Les voisins des États-Unis, le Canada et le Mexique, tous deux visés par une série de droits de douane imposés par M. Trump, ont également vu leurs prévisions de croissance revues à la baisse. Le FMI prévoit désormais une croissance de 1,4 % pour l'économie canadienne en 2025 et de 1,6 % en 2026, contre 2 % pour ces deux années en janvier.
Il prévoit que le Mexique sera durement touché par les droits de douane, avec une croissance qui passera à -0,3 % en 2025, soit une forte baisse de 1,7 point de pourcentage par rapport aux prévisions de janvier, avant de remonter à 1,4 % en 2026.
RALENTISSEMENT DE LA CROISSANCE EN EUROPE ET EN ASIE
Le FMI prévoit que la croissance dans la zone euro ralentira pour s'établir à 0,8 % en 2025 et 1,2 % en 2026, ces deux prévisions étant en baisse d'environ 0,2 point de pourcentage par rapport à janvier. Il a déclaré que l'Espagne constituait une exception, avec une prévision de croissance de 2,5 % pour 2025, soit une révision à la hausse de 0,2 point de pourcentage, reflétant des données solides.
Parmi les facteurs compensatoires, on peut citer la hausse de la consommation due à l'augmentation des salaires et l'assouplissement budgétaire prévu en Allemagne après les modifications importantes apportées à son « frein à l'endettement ». Le FMI a revu à la baisse ses prévisions de croissance pour l'Allemagne de 0,3 point de pourcentage à 0,0 % en 2025 et de 0,2 point de pourcentage à 0,9 % en 2026.

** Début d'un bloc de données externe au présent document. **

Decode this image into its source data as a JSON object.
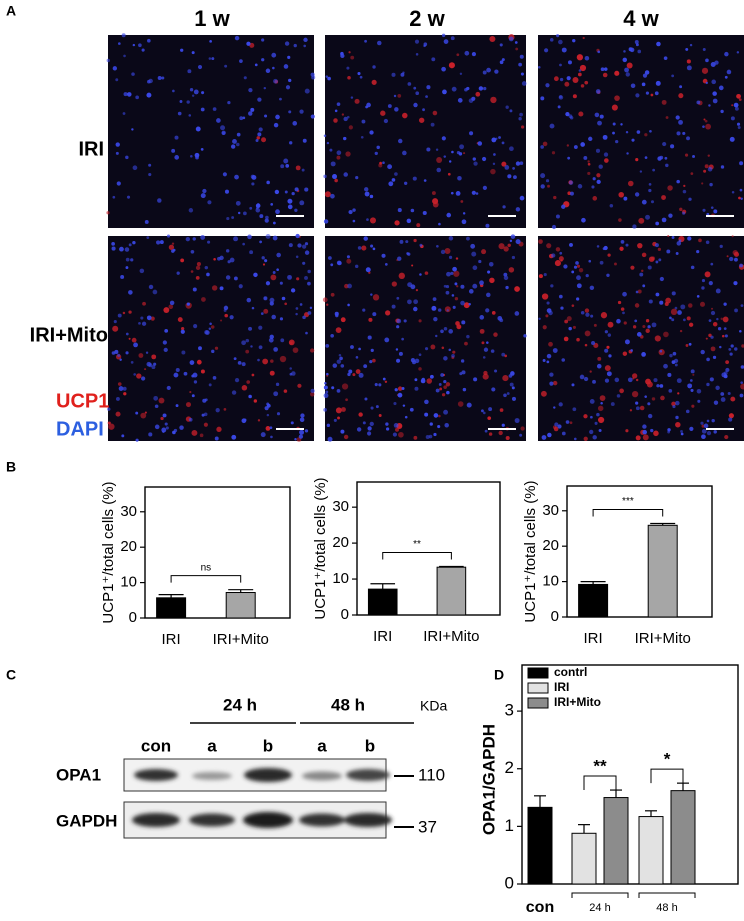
{
  "panel_labels": [
    "A",
    "B",
    "C",
    "D"
  ],
  "images": {
    "columns": [
      "1 w",
      "2 w",
      "4 w"
    ],
    "rows": [
      "IRI",
      "IRI+Mito"
    ],
    "stains": [
      "UCP1",
      "DAPI"
    ]
  },
  "blot": {
    "groups": [
      "24 h",
      "48 h"
    ],
    "lanes": [
      "con",
      "a",
      "b",
      "a",
      "b"
    ],
    "unit": "KDa",
    "proteins": [
      "OPA1",
      "GAPDH"
    ],
    "markers": [
      "110",
      "37"
    ]
  },
  "chart_data": [
    {
      "type": "bar",
      "categories": [
        "IRI",
        "IRI+Mito"
      ],
      "values": [
        5.7,
        7.2
      ],
      "errors": [
        0.9,
        0.8
      ],
      "colors": [
        "#000000",
        "#a6a6a6"
      ],
      "ylabel": "UCP1⁺/total cells (%)",
      "ylim": [
        0,
        37
      ],
      "yticks": [
        0,
        10,
        20,
        30
      ],
      "annotation": "ns"
    },
    {
      "type": "bar",
      "categories": [
        "IRI",
        "IRI+Mito"
      ],
      "values": [
        7.2,
        13.3
      ],
      "errors": [
        1.5,
        0.2
      ],
      "colors": [
        "#000000",
        "#a6a6a6"
      ],
      "ylabel": "UCP1⁺/total cells (%)",
      "ylim": [
        0,
        37
      ],
      "yticks": [
        0,
        10,
        20,
        30
      ],
      "annotation": "**"
    },
    {
      "type": "bar",
      "categories": [
        "IRI",
        "IRI+Mito"
      ],
      "values": [
        9.2,
        25.9
      ],
      "errors": [
        0.8,
        0.5
      ],
      "colors": [
        "#000000",
        "#a6a6a6"
      ],
      "ylabel": "UCP1⁺/total cells (%)",
      "ylim": [
        0,
        37
      ],
      "yticks": [
        0,
        10,
        20,
        30
      ],
      "annotation": "***"
    },
    {
      "type": "grouped_bar",
      "categories": [
        "con",
        "24 h",
        "48 h"
      ],
      "series": [
        {
          "name": "contrl",
          "color": "#000000",
          "values": [
            1.33,
            null,
            null
          ],
          "errors": [
            0.2,
            null,
            null
          ]
        },
        {
          "name": "IRI",
          "color": "#e2e2e2",
          "values": [
            null,
            0.88,
            1.17
          ],
          "errors": [
            null,
            0.15,
            0.1
          ]
        },
        {
          "name": "IRI+Mito",
          "color": "#8c8c8c",
          "values": [
            null,
            1.5,
            1.62
          ],
          "errors": [
            null,
            0.13,
            0.13
          ]
        }
      ],
      "ylabel": "OPA1/GAPDH",
      "ylim": [
        0,
        3.8
      ],
      "yticks": [
        0,
        1,
        2,
        3
      ],
      "annotations": [
        "**",
        "*"
      ],
      "legend": "upper left"
    }
  ]
}
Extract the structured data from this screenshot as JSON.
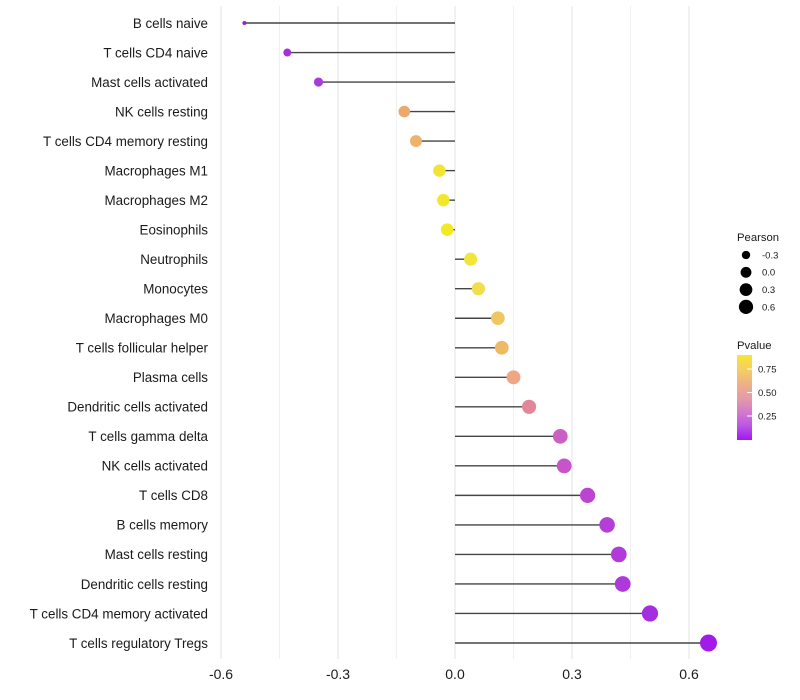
{
  "chart_data": {
    "type": "lollipop",
    "title": "",
    "xlabel": "",
    "ylabel": "",
    "x_tick_labels": [
      "-0.6",
      "-0.3",
      "0.0",
      "0.3",
      "0.6"
    ],
    "x_tick_values": [
      -0.6,
      -0.3,
      0.0,
      0.3,
      0.6
    ],
    "xlim": [
      -0.66,
      0.73
    ],
    "grid": "vertical-only",
    "grid_minor_step": 0.15,
    "legend_position": "right",
    "points": [
      {
        "category": "B cells naive",
        "pearson": -0.54,
        "color": "#8E24D8"
      },
      {
        "category": "T cells CD4 naive",
        "pearson": -0.43,
        "color": "#A233D6"
      },
      {
        "category": "Mast cells activated",
        "pearson": -0.35,
        "color": "#A83CDA"
      },
      {
        "category": "NK cells resting",
        "pearson": -0.13,
        "color": "#EDA96B"
      },
      {
        "category": "T cells CD4 memory resting",
        "pearson": -0.1,
        "color": "#EFB269"
      },
      {
        "category": "Macrophages M1",
        "pearson": -0.04,
        "color": "#F2E435"
      },
      {
        "category": "Macrophages M2",
        "pearson": -0.03,
        "color": "#F3E72C"
      },
      {
        "category": "Eosinophils",
        "pearson": -0.02,
        "color": "#F4E923"
      },
      {
        "category": "Neutrophils",
        "pearson": 0.04,
        "color": "#F2E53B"
      },
      {
        "category": "Monocytes",
        "pearson": 0.06,
        "color": "#F1DE4F"
      },
      {
        "category": "Macrophages M0",
        "pearson": 0.11,
        "color": "#EFC75E"
      },
      {
        "category": "T cells follicular helper",
        "pearson": 0.12,
        "color": "#F0B964"
      },
      {
        "category": "Plasma cells",
        "pearson": 0.15,
        "color": "#F0A583"
      },
      {
        "category": "Dendritic cells activated",
        "pearson": 0.19,
        "color": "#E2879B"
      },
      {
        "category": "T cells gamma delta",
        "pearson": 0.27,
        "color": "#CB5FC3"
      },
      {
        "category": "NK cells activated",
        "pearson": 0.28,
        "color": "#C754CB"
      },
      {
        "category": "T cells CD8",
        "pearson": 0.34,
        "color": "#BB45D1"
      },
      {
        "category": "B cells memory",
        "pearson": 0.39,
        "color": "#B33ED8"
      },
      {
        "category": "Mast cells resting",
        "pearson": 0.42,
        "color": "#B03BDA"
      },
      {
        "category": "Dendritic cells resting",
        "pearson": 0.43,
        "color": "#AD38DC"
      },
      {
        "category": "T cells CD4 memory activated",
        "pearson": 0.5,
        "color": "#A52FDF"
      },
      {
        "category": "T cells regulatory  Tregs",
        "pearson": 0.65,
        "color": "#A21BE9"
      }
    ],
    "legend_size": {
      "title": "Pearson",
      "dot_color": "#000000",
      "entries": [
        {
          "label": "-0.3",
          "value": -0.3
        },
        {
          "label": "0.0",
          "value": 0.0
        },
        {
          "label": "0.3",
          "value": 0.3
        },
        {
          "label": "0.6",
          "value": 0.6
        }
      ]
    },
    "legend_color": {
      "title": "Pvalue",
      "tick_labels": [
        "0.75",
        "0.50",
        "0.25"
      ],
      "tick_values": [
        0.75,
        0.5,
        0.25
      ],
      "gradient_stops": [
        "#F8E632",
        "#F5CE63",
        "#EFB285",
        "#E59CA6",
        "#D47BCA",
        "#BC55E5",
        "#A117F2"
      ]
    },
    "colors": {
      "stem": "#454545",
      "grid_major": "#e3e3e3",
      "grid_minor": "#f0f0f0",
      "text": "#1a1a1a",
      "background": "#ffffff"
    }
  }
}
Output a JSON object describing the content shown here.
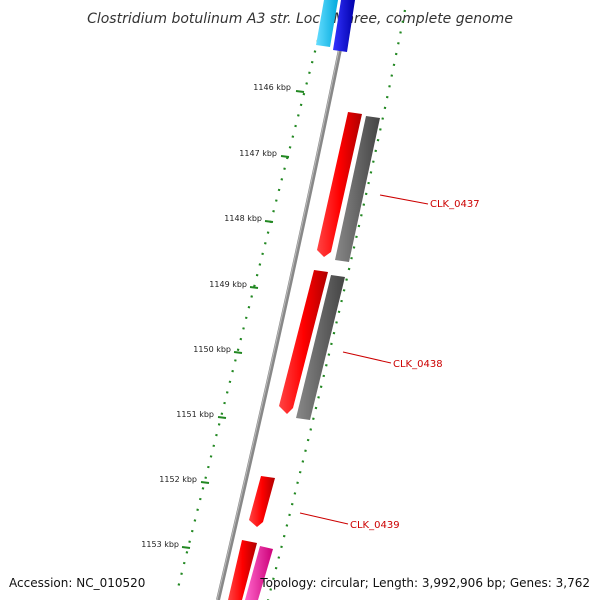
{
  "title": "Clostridium botulinum A3 str. Loch Maree, complete genome",
  "ticks": [
    "1146 kbp",
    "1147 kbp",
    "1148 kbp",
    "1149 kbp",
    "1150 kbp",
    "1151 kbp",
    "1152 kbp",
    "1153 kbp"
  ],
  "genes": [
    "CLK_0437",
    "CLK_0438",
    "CLK_0439"
  ],
  "footer": {
    "accession": "Accession: NC_010520",
    "summary": "Topology: circular; Length: 3,992,906 bp; Genes: 3,762"
  },
  "colors": {
    "backbone": "#888888",
    "cds": "#ff0000",
    "gene": "#666666",
    "cyan_feature": "#22ccff",
    "blue_feature": "#0000ee",
    "pink_feature": "#ff33aa",
    "dots": "#228822",
    "label": "#cc0000"
  }
}
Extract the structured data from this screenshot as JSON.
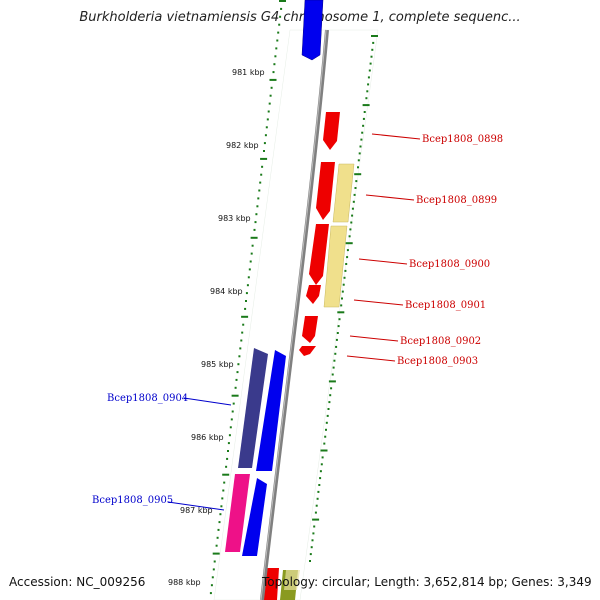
{
  "header": {
    "title": "Burkholderia vietnamiensis G4 chromosome 1, complete sequenc..."
  },
  "footer": {
    "accession": "Accession: NC_009256",
    "topology": "Topology: circular; Length: 3,652,814 bp; Genes: 3,349"
  },
  "axis": {
    "ticks": [
      "981 kbp",
      "982 kbp",
      "983 kbp",
      "984 kbp",
      "985 kbp",
      "986 kbp",
      "987 kbp",
      "988 kbp"
    ]
  },
  "genes": {
    "forward": [
      "Bcep1808_0904",
      "Bcep1808_0905"
    ],
    "reverse": [
      "Bcep1808_0898",
      "Bcep1808_0899",
      "Bcep1808_0900",
      "Bcep1808_0901",
      "Bcep1808_0902",
      "Bcep1808_0903"
    ]
  },
  "colors": {
    "backbone": "#808080",
    "tick": "#1a7a1a",
    "forward_label": "#0000cc",
    "reverse_label": "#cc0000",
    "gene_red": "#ee0000",
    "gene_blue": "#0000ee",
    "gene_navy": "#3a3a8c",
    "gene_pink": "#ee1188",
    "gene_khaki": "#f0e08c"
  }
}
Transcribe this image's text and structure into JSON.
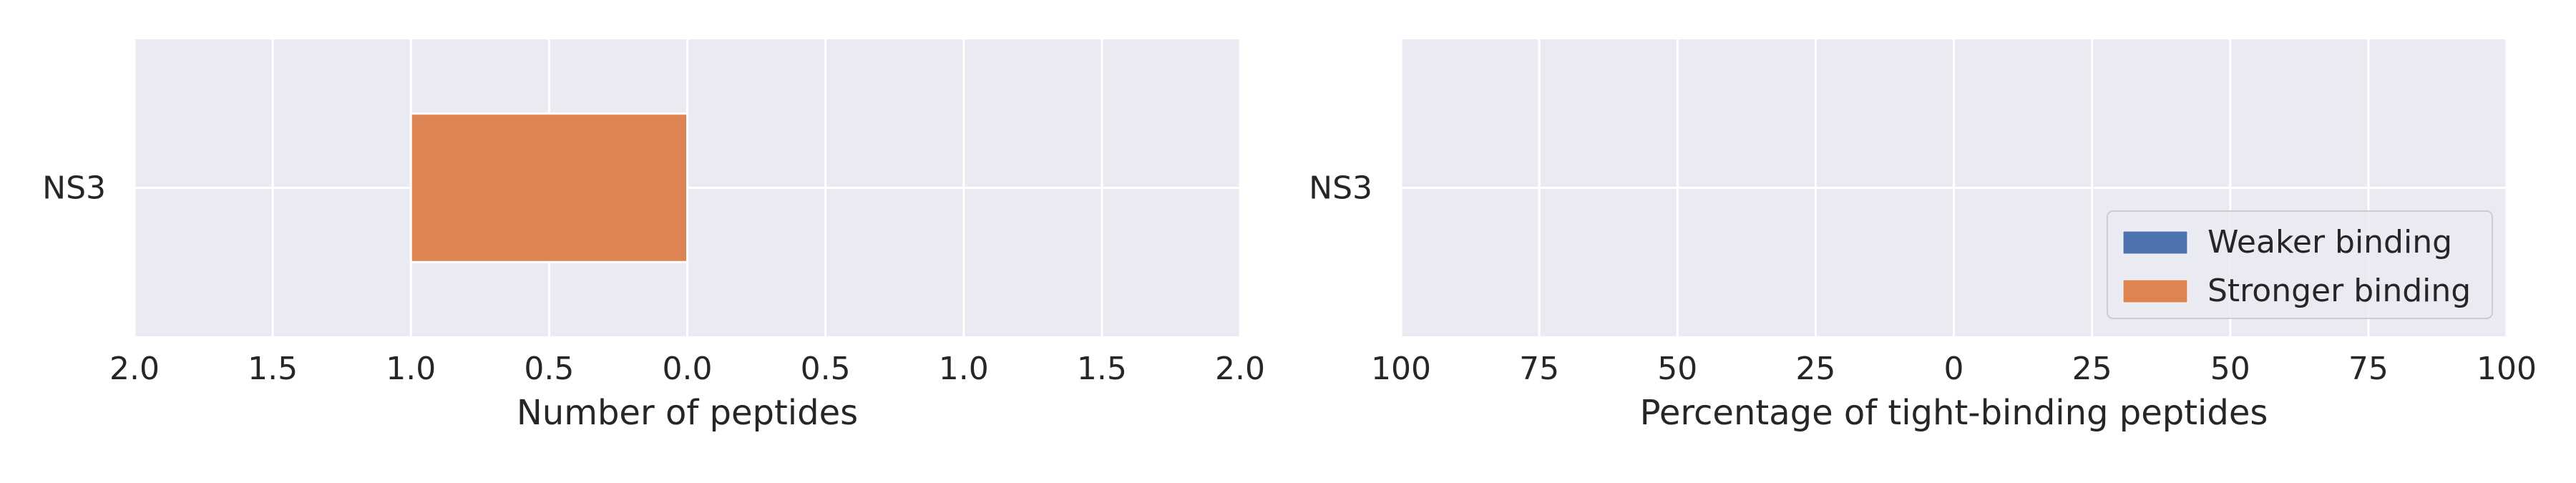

La croissance au Royaume-Uni devrait atteindre 1,1 % en 2025, soit 0,5 point de pourcentage de moins que les prévisions de janvier, avant de remonter légèrement à 1,4 % en 2026, reflétant l'impact des récentes annonces tarifaires, la hausse des rendements des gilts et la faiblesse de la consommation privée.
Les tensions commerciales et les droits de douane devraient réduire de 0,5 point de pourcentage l'activité économique du Japon en 2025, par rapport aux prévisions de janvier, avec une croissance prévue à 0,6 %.
Les prévisions de croissance de la Chine ont été ramenées à 4 % pour 2025 et 2026, reflétant des révisions à la baisse de 0,6 point de pourcentage et 0,5 point de pourcentage respectivement par rapport aux prévisions de janvier.
M. Gourinchas a déclaré que l'impact des droits de douane sur la Chine, fortement dépendante des exportations, serait d'environ 1,3 point de pourcentage en 2025, mais qu'il serait compensé par des mesures budgétaires plus énergiques.